In 2023, the governor vetoed legislation that would have reduced the required number of academic credits. The new law retains the 24-credit requirement and increases unit requirements in core subjects. It also permits career technical education courses (commonly referred to as CTE) and work-based learning to count academically, and emphasizes financial literacy as essential civic knowledge, which were priorities for Lujan Grisham as well as lawmakers. The debate about financial literacy hinged chiefly on whether to make it a standalone course requirement.
Fundamentally, the question gets to what New Mexico feels are the core competencies needed to graduate from high school, whether the student goes on to college, career training or another plan.
The legislation states what lawmakers feel the high school diploma is for: “To demonstrate that a student is ready for success in post-secondary education, gainful employment and citizenship and is equipped with the skills to be a lifelong learner.”

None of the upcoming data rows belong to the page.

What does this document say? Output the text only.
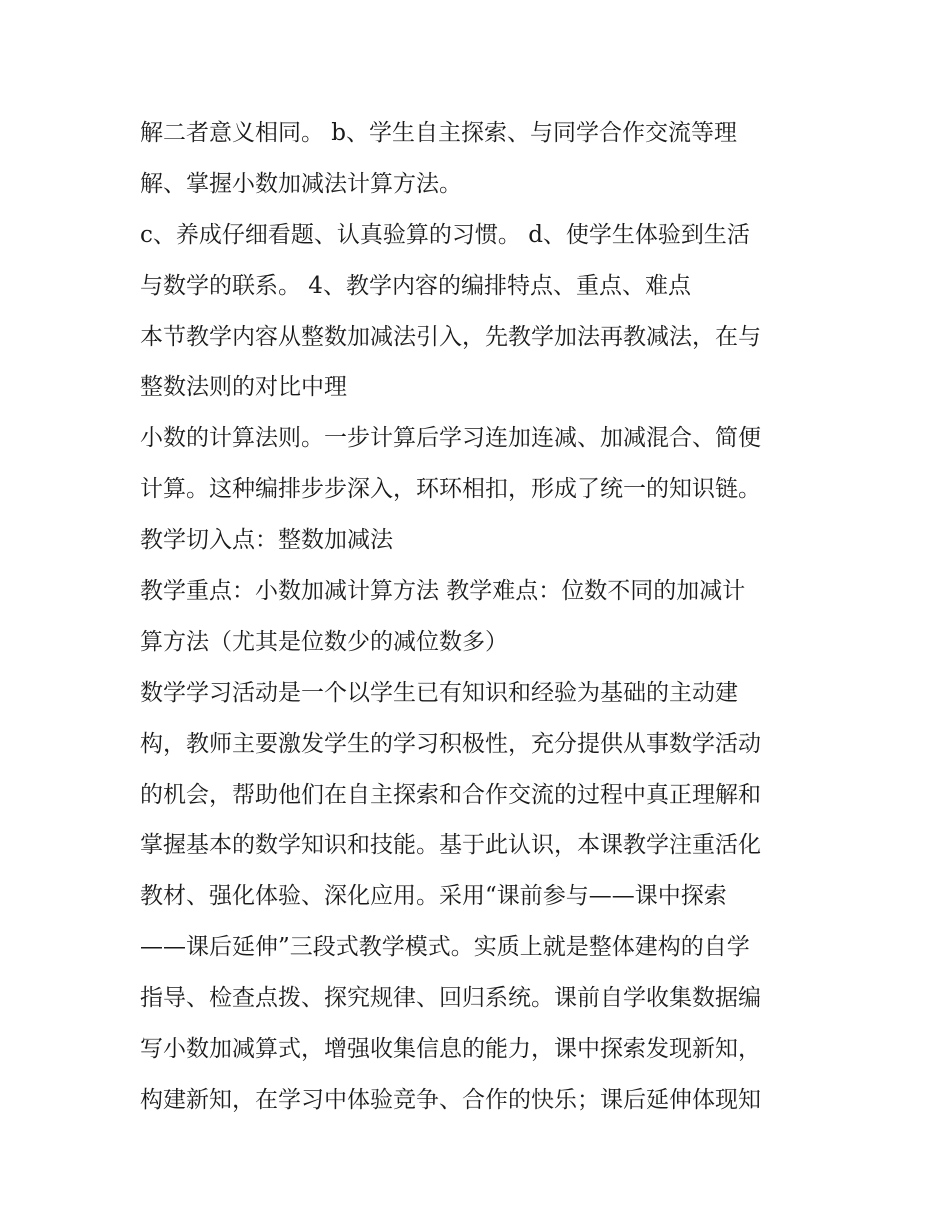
解二者意义相同。 b、学生自主探索、与同学合作交流等理
解、掌握小数加减法计算方法。
c、养成仔细看题、认真验算的习惯。 d、使学生体验到生活
与数学的联系。 4、教学内容的编排特点、重点、难点
本节教学内容从整数加减法引入，先教学加法再教减法，在与
整数法则的对比中理
小数的计算法则。一步计算后学习连加连减、加减混合、简便
计算。这种编排步步深入，环环相扣，形成了统一的知识链。
教学切入点：整数加减法
教学重点：小数加减计算方法 教学难点：位数不同的加减计
算方法（尤其是位数少的减位数多）
数学学习活动是一个以学生已有知识和经验为基础的主动建
构，教师主要激发学生的学习积极性，充分提供从事数学活动
的机会，帮助他们在自主探索和合作交流的过程中真正理解和
掌握基本的数学知识和技能。基于此认识，本课教学注重活化
教材、强化体验、深化应用。采用“课前参与——课中探索
——课后延伸”三段式教学模式。实质上就是整体建构的自学
指导、检查点拨、探究规律、回归系统。课前自学收集数据编
写小数加减算式，增强收集信息的能力，课中探索发现新知，
构建新知，在学习中体验竞争、合作的快乐；课后延伸体现知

Currently, New Mexico’s graduation rate is 76.2 percent, as reported in a legislative analysis. That is significantly below the national average of 85 percent, though a marked improvement from the recent low of 63 percent in fiscal year 2010.

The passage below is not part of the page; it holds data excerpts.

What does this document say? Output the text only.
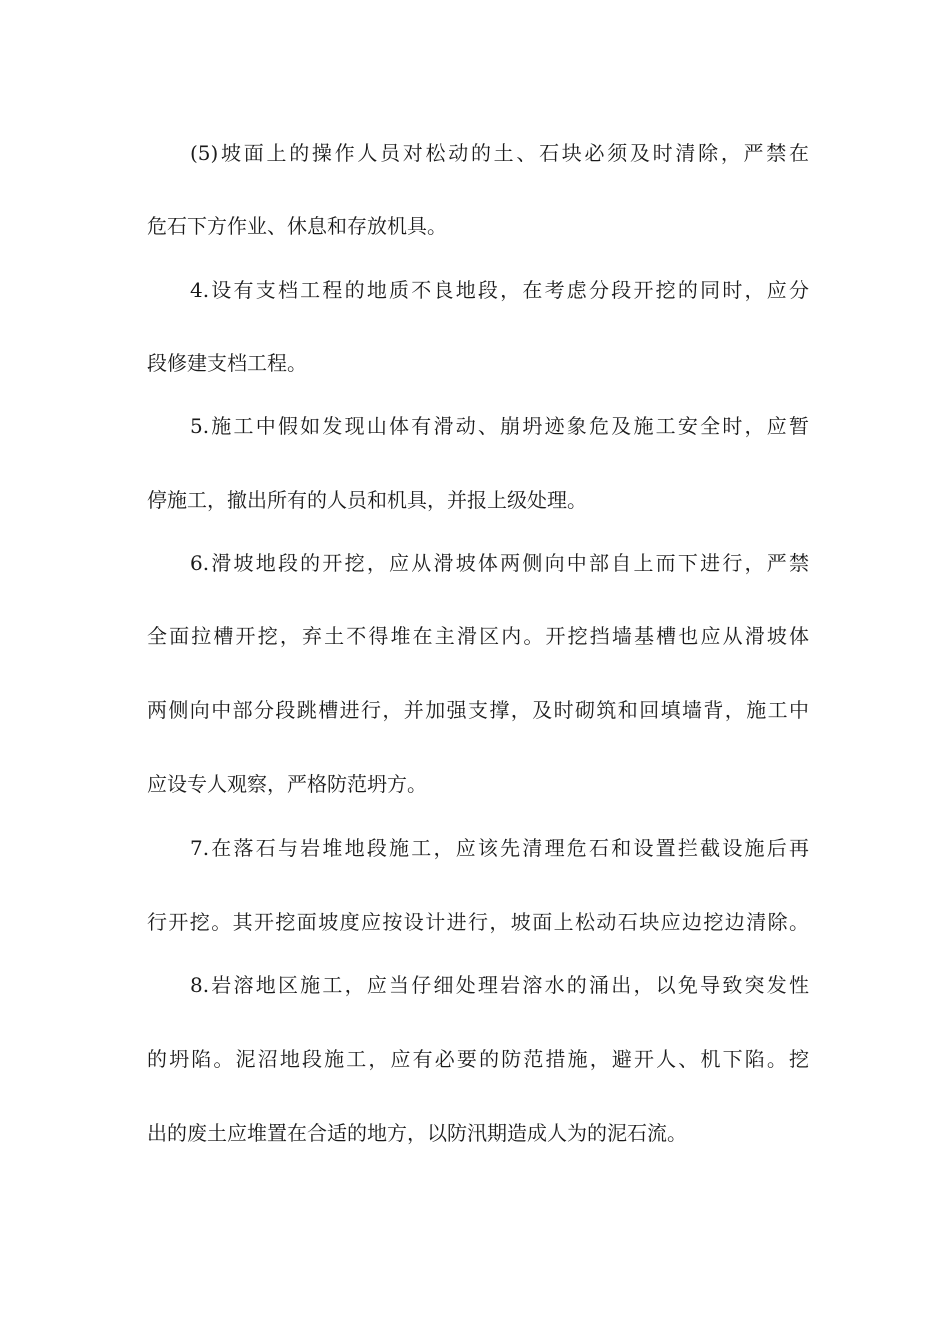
(5)坡面上的操作人员对松动的土、石块必须及时清除，严禁在
危石下方作业、休息和存放机具。
4.设有支档工程的地质不良地段，在考虑分段开挖的同时，应分
段修建支档工程。
5.施工中假如发现山体有滑动、崩坍迹象危及施工安全时，应暂
停施工，撤出所有的人员和机具，并报上级处理。
6.滑坡地段的开挖，应从滑坡体两侧向中部自上而下进行，严禁
全面拉槽开挖，弃土不得堆在主滑区内。开挖挡墙基槽也应从滑坡体
两侧向中部分段跳槽进行，并加强支撑，及时砌筑和回填墙背，施工中
应设专人观察，严格防范坍方。
7.在落石与岩堆地段施工，应该先清理危石和设置拦截设施后再
行开挖。其开挖面坡度应按设计进行，坡面上松动石块应边挖边清除。
8.岩溶地区施工，应当仔细处理岩溶水的涌出，以免导致突发性
的坍陷。泥沼地段施工，应有必要的防范措施，避开人、机下陷。挖
出的废土应堆置在合适的地方，以防汛期造成人为的泥石流。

Getting the governor’s signature on a bill was a process years in the making, according to Sen. Bill Soules, D-Las Cruces, who chairs the Senate Education Committee. In an interview, he told the Las Cruces Bulletin he worked closely with his counterpart on the House Education Committee, Rep. Andrés Romero, an Albuquerque Democrat who, like Soules, is an educator.
Because New Mexico has a part-time legislature that meets 60 or 30 days per year in regular session, and partly because of the time required for professional educators to provide input and for debate among legislators, Soules said it took essentially four years to craft the legislation.
Financial literacy proved to be the largest hurdle, and not a partisan one.
“There were a number of legislators and some groups, Think New Mexico and others, that had been pushing for a standalone financial literacy class,” he said. “We very much indicated that is deeply embedded through all of the social studies and in several different levels in different places in the standards that are required to be taught.”
Soules also addressed provisions of the bill that give local school districts or public charters some control over requirements in keeping with standards mandated by the state, as well as graduate profiles describing how students are prepared for life after high school. In the past, Soules said the tools used to measure competency focused on how universities determined eligibility, compared to a contemporary understanding that not every student’s goals require college – or necessarily should.
The graduate profile is a document answering, as Soules put the question: “Who are you, as a result of you graduating from high school? What can you show that you've done, what CTE courses have you taken that demonstrate who you are?
“Then you show an ability to communicate, to write, to do math in the fields that you're looking at, that you've got civic competence and understand the world around you. We’re setting it up more focused on the needs of the student rather than what are the needs of the university,” he said.
The next question is, how much of it is focused on what employers want, in the short- or long-term?
“Certainly, we hear from the business community that they want workers, we aren’t preparing enough of whatever the flavor of the month is,” he said, noting an emphasis in recent years on science, technology, engineering and math, or STEM. “Not all kids want to go into STEM, and if we force them into that, we're setting them up for failure.”
CTE has demonstrated, in data cited by legislative analysts and Soules during our interview, benefits for student engagement through the school years as well as graduation. While workforce development is needed for individuals and society, Soules argued that is not the sole concern of universal education.
“I don't think the role of the public schools is to provide a workforce for business to exploit with minimum wage, an inexpensive workforce,” Soules continued. “I don't think that's our role. I see it as broader and larger than that, that we're preparing people to be productive, happy, effective adults in what they choose to do.”